Member of the Philippine House of Representatives from Taguig's 2nd district
- In office June 30, 2007 – February 28, 2010^{1}
- Preceded by: Post created
- Succeeded by: Angelito Reyes

Member of the Taguig City Council from the 2nd district Member of the Taguig Municipal Council (2001–2004)
- In office June 30, 2001 – June 30, 2007

Personal details
- Born: Henry Montes Dueñas Jr. November 19, 1965 (age 60)
- Party: PDP–Laban (2018-present) Kilusang Diwa ng Taguig (2007-present)
- Other political affiliations: NPC (2012-2018) Liberal (2011-2012) Lakas-CMD (until 2011)
- ^{1} Replaced by Angelito Reyes as per House Electoral Tribunal decision on February 28, 2010.

= Henry Dueñas Jr. =

Filipino politician

Henry "Jun" Montes Dueñas Jr. (born November 19, 1965) is a Filipino politician who was a member of the Philippine House of Representatives representing 2nd district of Taguig from 2007 to his replacement by Angelito Reyes in 2010. He was also a Vice Chairman of Public Order and Safety.

==Political career==
===Councilor of Taguig===
Prior to his election to the Congress, Dueñas served as a councilor for the second district of Taguig from 2001 to 2007.

===House of Representatives===
When the lone district of Taguig was divided into two separate districts, he ran for the second congressional District of Taguig and was allied with Taguig Mayor Sigfrido Tiñga. On the 2007 midterm elections, Dueñas won the Congress seat as the first representative of the 2nd congressional district. After the canvass of the votes, Duenas was proclaimed the winner, having garnered 28,564 votes as opposed to the 27,107 votes garnered by his closest rival, Angelito "Jett" P. Reyes, the son of then-Energy Secretary Angelo Reyes. Not conceding defeat, Reyes filed an election protest, praying for a revision/recount, alleging that he was cheated in the protested 170 of 732 precincts through insidious and well-orchestrated electoral frauds and anomalies which resulted in the systematic reduction of his votes and the corresponding increase in petitioner's votes.
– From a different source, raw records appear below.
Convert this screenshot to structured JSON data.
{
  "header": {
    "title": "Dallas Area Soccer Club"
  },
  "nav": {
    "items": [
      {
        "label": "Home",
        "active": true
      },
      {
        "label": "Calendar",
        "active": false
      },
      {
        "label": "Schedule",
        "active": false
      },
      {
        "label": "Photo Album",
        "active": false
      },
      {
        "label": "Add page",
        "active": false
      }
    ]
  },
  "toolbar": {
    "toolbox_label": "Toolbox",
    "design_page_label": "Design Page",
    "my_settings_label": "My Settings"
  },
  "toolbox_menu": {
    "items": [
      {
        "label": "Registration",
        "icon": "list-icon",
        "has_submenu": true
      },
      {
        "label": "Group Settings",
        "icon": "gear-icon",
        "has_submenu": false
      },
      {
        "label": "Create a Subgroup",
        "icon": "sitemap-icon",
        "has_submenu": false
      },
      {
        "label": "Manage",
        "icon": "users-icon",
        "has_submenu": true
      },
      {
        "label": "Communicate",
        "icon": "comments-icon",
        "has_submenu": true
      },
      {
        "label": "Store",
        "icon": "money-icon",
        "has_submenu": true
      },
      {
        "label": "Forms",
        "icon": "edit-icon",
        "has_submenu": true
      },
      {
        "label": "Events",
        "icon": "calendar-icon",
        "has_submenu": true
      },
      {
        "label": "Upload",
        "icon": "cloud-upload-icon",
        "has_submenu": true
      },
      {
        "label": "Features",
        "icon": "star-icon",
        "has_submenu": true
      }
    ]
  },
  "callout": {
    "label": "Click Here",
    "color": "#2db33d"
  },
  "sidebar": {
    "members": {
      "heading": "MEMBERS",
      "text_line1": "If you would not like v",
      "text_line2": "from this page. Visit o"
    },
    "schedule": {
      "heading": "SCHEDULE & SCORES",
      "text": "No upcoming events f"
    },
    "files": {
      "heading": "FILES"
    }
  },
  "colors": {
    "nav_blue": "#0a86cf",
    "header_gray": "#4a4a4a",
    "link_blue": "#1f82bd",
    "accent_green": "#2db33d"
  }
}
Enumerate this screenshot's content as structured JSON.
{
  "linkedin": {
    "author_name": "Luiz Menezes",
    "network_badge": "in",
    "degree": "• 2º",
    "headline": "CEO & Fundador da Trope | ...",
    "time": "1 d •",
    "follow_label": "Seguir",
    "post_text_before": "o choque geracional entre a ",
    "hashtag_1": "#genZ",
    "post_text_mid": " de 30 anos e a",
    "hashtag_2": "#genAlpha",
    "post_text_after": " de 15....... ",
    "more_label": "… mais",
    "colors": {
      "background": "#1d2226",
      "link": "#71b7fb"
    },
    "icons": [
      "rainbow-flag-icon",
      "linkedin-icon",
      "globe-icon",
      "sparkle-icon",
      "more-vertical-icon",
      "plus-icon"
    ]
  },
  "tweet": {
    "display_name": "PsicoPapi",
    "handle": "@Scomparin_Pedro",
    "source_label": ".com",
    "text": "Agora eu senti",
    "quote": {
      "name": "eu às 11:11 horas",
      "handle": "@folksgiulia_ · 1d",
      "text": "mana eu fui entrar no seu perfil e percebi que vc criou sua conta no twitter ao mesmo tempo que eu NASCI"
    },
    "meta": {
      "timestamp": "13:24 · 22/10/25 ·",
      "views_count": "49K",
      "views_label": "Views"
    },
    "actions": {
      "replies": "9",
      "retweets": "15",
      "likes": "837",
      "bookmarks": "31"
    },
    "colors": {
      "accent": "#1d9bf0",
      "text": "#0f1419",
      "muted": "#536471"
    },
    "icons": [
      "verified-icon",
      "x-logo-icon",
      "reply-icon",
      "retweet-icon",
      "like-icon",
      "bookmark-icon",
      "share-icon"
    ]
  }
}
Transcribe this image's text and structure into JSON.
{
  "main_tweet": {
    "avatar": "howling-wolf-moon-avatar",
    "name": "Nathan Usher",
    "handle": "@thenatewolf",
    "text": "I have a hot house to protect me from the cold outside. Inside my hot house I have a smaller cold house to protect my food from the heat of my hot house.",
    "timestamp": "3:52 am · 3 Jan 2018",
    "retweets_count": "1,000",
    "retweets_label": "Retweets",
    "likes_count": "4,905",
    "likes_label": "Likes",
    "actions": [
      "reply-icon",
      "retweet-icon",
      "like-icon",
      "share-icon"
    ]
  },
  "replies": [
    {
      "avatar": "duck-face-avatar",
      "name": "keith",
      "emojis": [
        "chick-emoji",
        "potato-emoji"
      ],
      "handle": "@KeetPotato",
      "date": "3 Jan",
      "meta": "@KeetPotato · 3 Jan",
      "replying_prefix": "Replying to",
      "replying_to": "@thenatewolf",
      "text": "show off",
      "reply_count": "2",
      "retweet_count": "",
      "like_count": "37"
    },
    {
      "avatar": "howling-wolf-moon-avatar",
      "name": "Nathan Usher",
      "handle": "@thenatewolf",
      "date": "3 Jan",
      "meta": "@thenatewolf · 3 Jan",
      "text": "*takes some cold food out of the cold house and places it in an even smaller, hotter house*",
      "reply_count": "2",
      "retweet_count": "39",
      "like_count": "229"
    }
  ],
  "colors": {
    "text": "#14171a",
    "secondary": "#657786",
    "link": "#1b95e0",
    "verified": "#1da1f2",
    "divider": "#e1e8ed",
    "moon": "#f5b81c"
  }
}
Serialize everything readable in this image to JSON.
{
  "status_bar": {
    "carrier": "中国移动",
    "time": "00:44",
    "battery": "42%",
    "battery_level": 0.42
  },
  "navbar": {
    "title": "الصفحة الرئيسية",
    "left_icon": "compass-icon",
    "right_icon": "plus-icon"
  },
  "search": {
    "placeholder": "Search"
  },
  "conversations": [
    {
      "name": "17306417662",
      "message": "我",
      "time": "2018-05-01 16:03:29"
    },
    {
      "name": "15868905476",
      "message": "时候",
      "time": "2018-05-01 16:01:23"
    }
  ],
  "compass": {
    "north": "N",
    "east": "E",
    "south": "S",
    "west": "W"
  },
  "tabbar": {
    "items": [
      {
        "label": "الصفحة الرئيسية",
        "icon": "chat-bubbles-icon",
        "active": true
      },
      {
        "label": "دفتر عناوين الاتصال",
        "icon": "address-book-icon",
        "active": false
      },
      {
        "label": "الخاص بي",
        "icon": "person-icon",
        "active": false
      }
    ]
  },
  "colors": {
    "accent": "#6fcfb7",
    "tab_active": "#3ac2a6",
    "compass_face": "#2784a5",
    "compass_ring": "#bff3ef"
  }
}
Dueñas has been replaced by Reyes on February 28, 2010.

As a member of the House of Representatives, Dueñas proposed and authored the following bills:
- House Bill No. 2425, creating three branches of Metropolitan Trial Court of Metro Manila for Taguig.
- House Bill No. 4994, creating seven branches of Regional Trial Court for Taguig.
- House Bill No. 5854, creating three additional branches of Metropolitan Trial Court of the NCR to be stationed at Taguig.
- House Bill No. 6406, excluding certain parcels of land of the public domain in Western Bicutan.
- House Bill No. 6445, creating seven branches of the Regional Trial Court for Taguig.

Dueñas (Lakas Kampi CMD) and Reyes (Lingkod Taguig) were slated to face rivalry again in the 2010 election, but the former withdrew from the race to support outgoing Mayor Tiñga's candidacy for the same position.

==Comeback attempts==
Dueñas attempted a comeback to the Congress by running for the second district of Taguig in the 2013 local elections but eventually lost to Lino Cayetano.

Dueñas then ran for vice mayor of Taguig in the 2019 local elections as the running mate of outgoing Taguig–Pateros 1st district Congressman Arnel Cerafica, who was running for mayor under PDP–Laban. However, they both lost.